Hartes Wasser: Mythos und Wahrheit

Batch 5 Image 6

Hartes Wasser gibt es in vielen deutschen Haushalten. Dennoch sind die meisten falsch informiert darüber, wie hartes Wasser wirkt, was es eigentlich enthält und welchen Einfluss es auf uns hat. Hier werfen wir einen Blick auf einige dieser Mythen und widerlegen sie mit Fakten.  

Mythos 1 – Hartes Wasser ist schlecht für die Gesundheit

Vielleicht haben Sie schon mal davon gehört, dass hartes Wasser schädliche Auswirkungen auf die Gesundheit haben soll. Jedoch gibt es Beweise dafür, dass es der Gesundheit sogar zuträglich sein kann. Die Weltgesundheitsorganisation (World Health Organization, WHO) sagt: „Es scheint keine überzeugenden Beweise zu geben, dass die Wasserhärte negative Auswirkungen auf die menschliche Gesundheit hat“ [1]. In den Vereinigten Staaten hat das National Research Council (NRC, Nationaler Forschungsrat) bewiesen, dass hartes Wasser mit einem Gehalt an Kalzium und Magnesium sogar als Ergänzung für die Ernährung dienen könnte. [2] 

Mythos 2 – Mineralien im Wasser sind Schadstoffe

Angeblich ist hartes Wasser voll von ungesunden Schadstoffen, aber das ist wirklich ein reiner Mythos. Hartes Wasser enthält gewisse Bestandteile, insbesondere Kalzium und Magnesium. Diese sind jedoch nicht gleichzusetzen mit den Bestandteilen, die eine Wasserverschmutzung ausmachen, wie Desinfektionsmittel, Mikroorganismen und anorganische Chemikalien.

Mythos 3 – Wasserenthärter reinigen das Wasser

Diese Behauptung muss man im Zusammenhang mit Mythos 2 sehen: Mineralien an sich sind keineswegs Schadstoffe, und Wasserenthärter reinigen auch keinesfalls das Wasser. Wasserenthärter sollen den hohen Kalziumgehalt im so genannten harten Wasser entfernen oder reduzieren. Ihr einziger Zweck ist es, Mineralien aus dem Wasser aufzunehmen. Für Chemikalien, Ablagerungen oder gar Mikroorganismen sind sie quasi nicht zuständig. Diese können durch richtiges Filtern oder auch ein Kohlefiltersystem entfernt werden.
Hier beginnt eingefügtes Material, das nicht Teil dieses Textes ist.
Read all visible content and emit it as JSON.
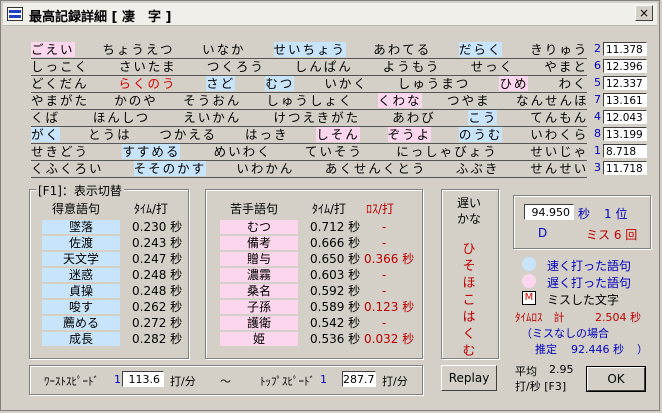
{
  "window": {
    "title": "最高記録詳細 [ 凄　字 ]",
    "close_label": "×"
  },
  "rows": [
    {
      "num": "2",
      "time": "11.378"
    },
    {
      "num": "6",
      "time": "12.396"
    },
    {
      "num": "5",
      "time": "12.337"
    },
    {
      "num": "7",
      "time": "13.161"
    },
    {
      "num": "4",
      "time": "12.043"
    },
    {
      "num": "8",
      "time": "13.199"
    },
    {
      "num": "1",
      "time": "8.718"
    },
    {
      "num": "3",
      "time": "11.718"
    }
  ],
  "words": [
    [
      {
        "t": "ごえい",
        "c": "slow"
      },
      {
        "t": "ちょうえつ",
        "c": ""
      },
      {
        "t": "いなか",
        "c": ""
      },
      {
        "t": "せいちょう",
        "c": "fast"
      },
      {
        "t": "あわてる",
        "c": ""
      },
      {
        "t": "だらく",
        "c": "fast"
      },
      {
        "t": "きりゅう",
        "c": ""
      }
    ],
    [
      {
        "t": "しっこく",
        "c": ""
      },
      {
        "t": "さいたま",
        "c": ""
      },
      {
        "t": "つくろう",
        "c": ""
      },
      {
        "t": "しんぱん",
        "c": ""
      },
      {
        "t": "ようもう",
        "c": ""
      },
      {
        "t": "せっく",
        "c": ""
      },
      {
        "t": "やまと",
        "c": ""
      }
    ],
    [
      {
        "t": "どくだん",
        "c": ""
      },
      {
        "t": "らくのう",
        "c": "mis"
      },
      {
        "t": "さど",
        "c": "fast"
      },
      {
        "t": "むつ",
        "c": "fast"
      },
      {
        "t": "いかく",
        "c": ""
      },
      {
        "t": "しゅうまつ",
        "c": ""
      },
      {
        "t": "ひめ",
        "c": "slow"
      },
      {
        "t": "わく",
        "c": ""
      }
    ],
    [
      {
        "t": "やまがた",
        "c": ""
      },
      {
        "t": "かのや",
        "c": ""
      },
      {
        "t": "そうおん",
        "c": ""
      },
      {
        "t": "しゅうしょく",
        "c": ""
      },
      {
        "t": "くわな",
        "c": "slow"
      },
      {
        "t": "つやま",
        "c": ""
      },
      {
        "t": "なんせんほ",
        "c": ""
      }
    ],
    [
      {
        "t": "くば",
        "c": ""
      },
      {
        "t": "ほんしつ",
        "c": ""
      },
      {
        "t": "えいかん",
        "c": ""
      },
      {
        "t": "けつえきがた",
        "c": ""
      },
      {
        "t": "あわび",
        "c": ""
      },
      {
        "t": "こう",
        "c": "fast"
      },
      {
        "t": "てんもん",
        "c": ""
      }
    ],
    [
      {
        "t": "がく",
        "c": "fast"
      },
      {
        "t": "とうは",
        "c": ""
      },
      {
        "t": "つかえる",
        "c": ""
      },
      {
        "t": "はっき",
        "c": ""
      },
      {
        "t": "しそん",
        "c": "slow"
      },
      {
        "t": "ぞうよ",
        "c": "slow"
      },
      {
        "t": "のうむ",
        "c": "fast"
      },
      {
        "t": "いわくら",
        "c": ""
      }
    ],
    [
      {
        "t": "せきどう",
        "c": ""
      },
      {
        "t": "すすめる",
        "c": "fast"
      },
      {
        "t": "めいわく",
        "c": ""
      },
      {
        "t": "ていそう",
        "c": ""
      },
      {
        "t": "にっしゃびょう",
        "c": ""
      },
      {
        "t": "せいじゃ",
        "c": ""
      }
    ],
    [
      {
        "t": "くふくろい",
        "c": ""
      },
      {
        "t": "そそのかす",
        "c": "fast"
      },
      {
        "t": "いわかん",
        "c": ""
      },
      {
        "t": "あくせんくとう",
        "c": ""
      },
      {
        "t": "ふぶき",
        "c": ""
      },
      {
        "t": "せんせい",
        "c": ""
      }
    ]
  ],
  "good": {
    "group_title": "[F1]：表示切替",
    "col_word": "得意語句",
    "col_time": "ﾀｲﾑ/打",
    "items": [
      {
        "w": "墜落",
        "t": "0.230 秒"
      },
      {
        "w": "佐渡",
        "t": "0.243 秒"
      },
      {
        "w": "天文学",
        "t": "0.247 秒"
      },
      {
        "w": "迷惑",
        "t": "0.248 秒"
      },
      {
        "w": "貞操",
        "t": "0.248 秒"
      },
      {
        "w": "唆す",
        "t": "0.262 秒"
      },
      {
        "w": "薦める",
        "t": "0.272 秒"
      },
      {
        "w": "成長",
        "t": "0.282 秒"
      }
    ]
  },
  "bad": {
    "col_word": "苦手語句",
    "col_time": "ﾀｲﾑ/打",
    "col_loss": "ﾛｽ/打",
    "items": [
      {
        "w": "むつ",
        "t": "0.712 秒",
        "l": "-"
      },
      {
        "w": "備考",
        "t": "0.666 秒",
        "l": "-"
      },
      {
        "w": "贈与",
        "t": "0.650 秒",
        "l": "0.366 秒"
      },
      {
        "w": "濃霧",
        "t": "0.603 秒",
        "l": "-"
      },
      {
        "w": "桑名",
        "t": "0.592 秒",
        "l": "-"
      },
      {
        "w": "子孫",
        "t": "0.589 秒",
        "l": "0.123 秒"
      },
      {
        "w": "護衛",
        "t": "0.542 秒",
        "l": "-"
      },
      {
        "w": "姫",
        "t": "0.536 秒",
        "l": "0.032 秒"
      }
    ]
  },
  "slow_kana": {
    "label1": "遅い",
    "label2": "かな",
    "chars": [
      "ひ",
      "そ",
      "ほ",
      "こ",
      "は",
      "く",
      "む"
    ]
  },
  "stats": {
    "total_time": "94.950",
    "sec_unit": "秒",
    "rank": "1 位",
    "grade": "D",
    "miss": "ミス 6 回"
  },
  "legend": {
    "fast": "速く打った語句",
    "slow": "遅く打った語句",
    "miss_mark": "M",
    "miss": "ミスした文字"
  },
  "time_loss": {
    "label": "ﾀｲﾑﾛｽ　計",
    "value": "2.504 秒",
    "note": "（ミスなしの場合",
    "est_label": "推定",
    "est_value": "92.446 秒",
    "close_paren": "）"
  },
  "speed": {
    "worst_label": "ﾜｰｽﾄｽﾋﾟｰﾄﾞ",
    "worst_num": "1",
    "worst_value": "113.6",
    "unit": "打/分",
    "tilde": "～",
    "top_label": "ﾄｯﾌﾟｽﾋﾟｰﾄﾞ",
    "top_num": "1",
    "top_value": "287.7",
    "unit2": "打/分"
  },
  "average": {
    "label": "平均",
    "value": "2.95",
    "unit": "打/秒 [F3]"
  },
  "buttons": {
    "replay": "Replay",
    "ok": "OK"
  }
}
Mythos 4 – Hartes Wasser macht die Gläser trübe

Auch wenn es wahr ist, dass hartes Wasser Einfluss auf Ihre Gläser haben kann, führt es dennoch nicht zur Trübung (die ein nicht rückgängig zu machender Schaden am Glas ist). Es verursacht die Ansammlung von Rückständen auf der Oberfläche des Glases, was dazu führt, dass es schlierig aussieht. Diese Flecken sind aber einfach zu vermeiden. Hierfür empfehlen wir Finish Klarspüler, der dabei hilft, dass sich die Mineralien nicht auf den Gläsern ablagern, damit sie glänzend aus der Maschine kommen.
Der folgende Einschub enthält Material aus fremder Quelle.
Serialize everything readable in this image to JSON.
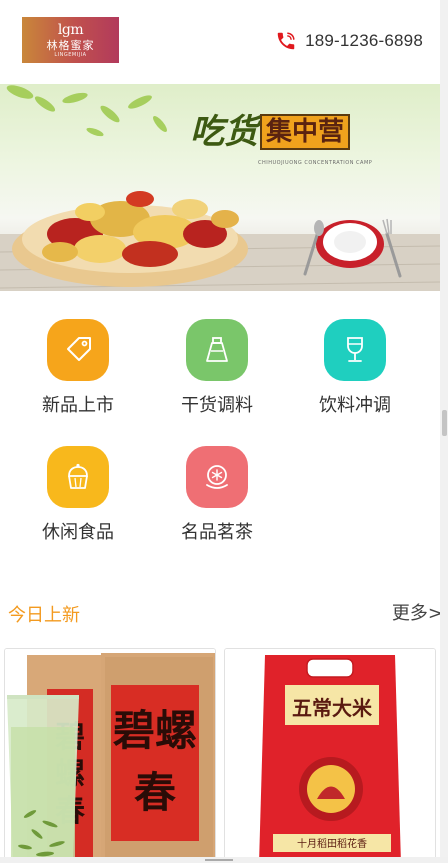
{
  "header": {
    "logo": {
      "mark": "lgm",
      "name": "林格蜜家",
      "sub": "LINGEMIJIA"
    },
    "phone": "189-1236-6898"
  },
  "banner": {
    "title_green": "吃货",
    "title_box": "集中营",
    "subtitle": "CHIHUOJIUONG CONCENTRATION CAMP"
  },
  "categories": [
    {
      "label": "新品上市",
      "icon": "tag-icon",
      "color": "#f6a51b"
    },
    {
      "label": "干货调料",
      "icon": "seasoning-jar-icon",
      "color": "#7ac66a"
    },
    {
      "label": "饮料冲调",
      "icon": "wine-glass-icon",
      "color": "#1fcfbf"
    },
    {
      "label": "休闲食品",
      "icon": "cupcake-icon",
      "color": "#f8b81c"
    },
    {
      "label": "名品茗茶",
      "icon": "tea-cup-icon",
      "color": "#ef6f74"
    }
  ],
  "section": {
    "title": "今日上新",
    "more": "更多>"
  },
  "products": [
    {
      "name": "碧螺春",
      "image": "biluochun-tea-package"
    },
    {
      "name": "五常大米",
      "image": "wuchang-rice-bag",
      "tagline": "十月稻田稻花香"
    }
  ],
  "colors": {
    "accent": "#f39a1f",
    "phone_icon": "#e0191e"
  }
}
Mythos 5 – Hartes Wasser ruiniert Wasserkocher

Hartes Wasser enthält zwar die Elemente, aus denen Kalkablagerungen (oder Kesselstein) entstehen, aber das hat keinerlei Einfluss auf die Zeit, die das Wasser zum Kochen benötigt. Wenn Sie besorgt darüber sind, dass die Ablagerungen Ihrem Wasserkocher schaden könnten, dann füllen Sie ihn einfach zur Hälfte mit Wasser und geben zwei Esslöffel Essig hinzu. Lassen Sie diese Lösung 4 Stunden lang einwirken. Anschließend können Sie den Wasserkocher ausleeren und die gelösten Rückstände entfernen. Spülen Sie den Kocher mit klarem Wasser aus. Wenn nötig, wiederholen Sie den Vorgang.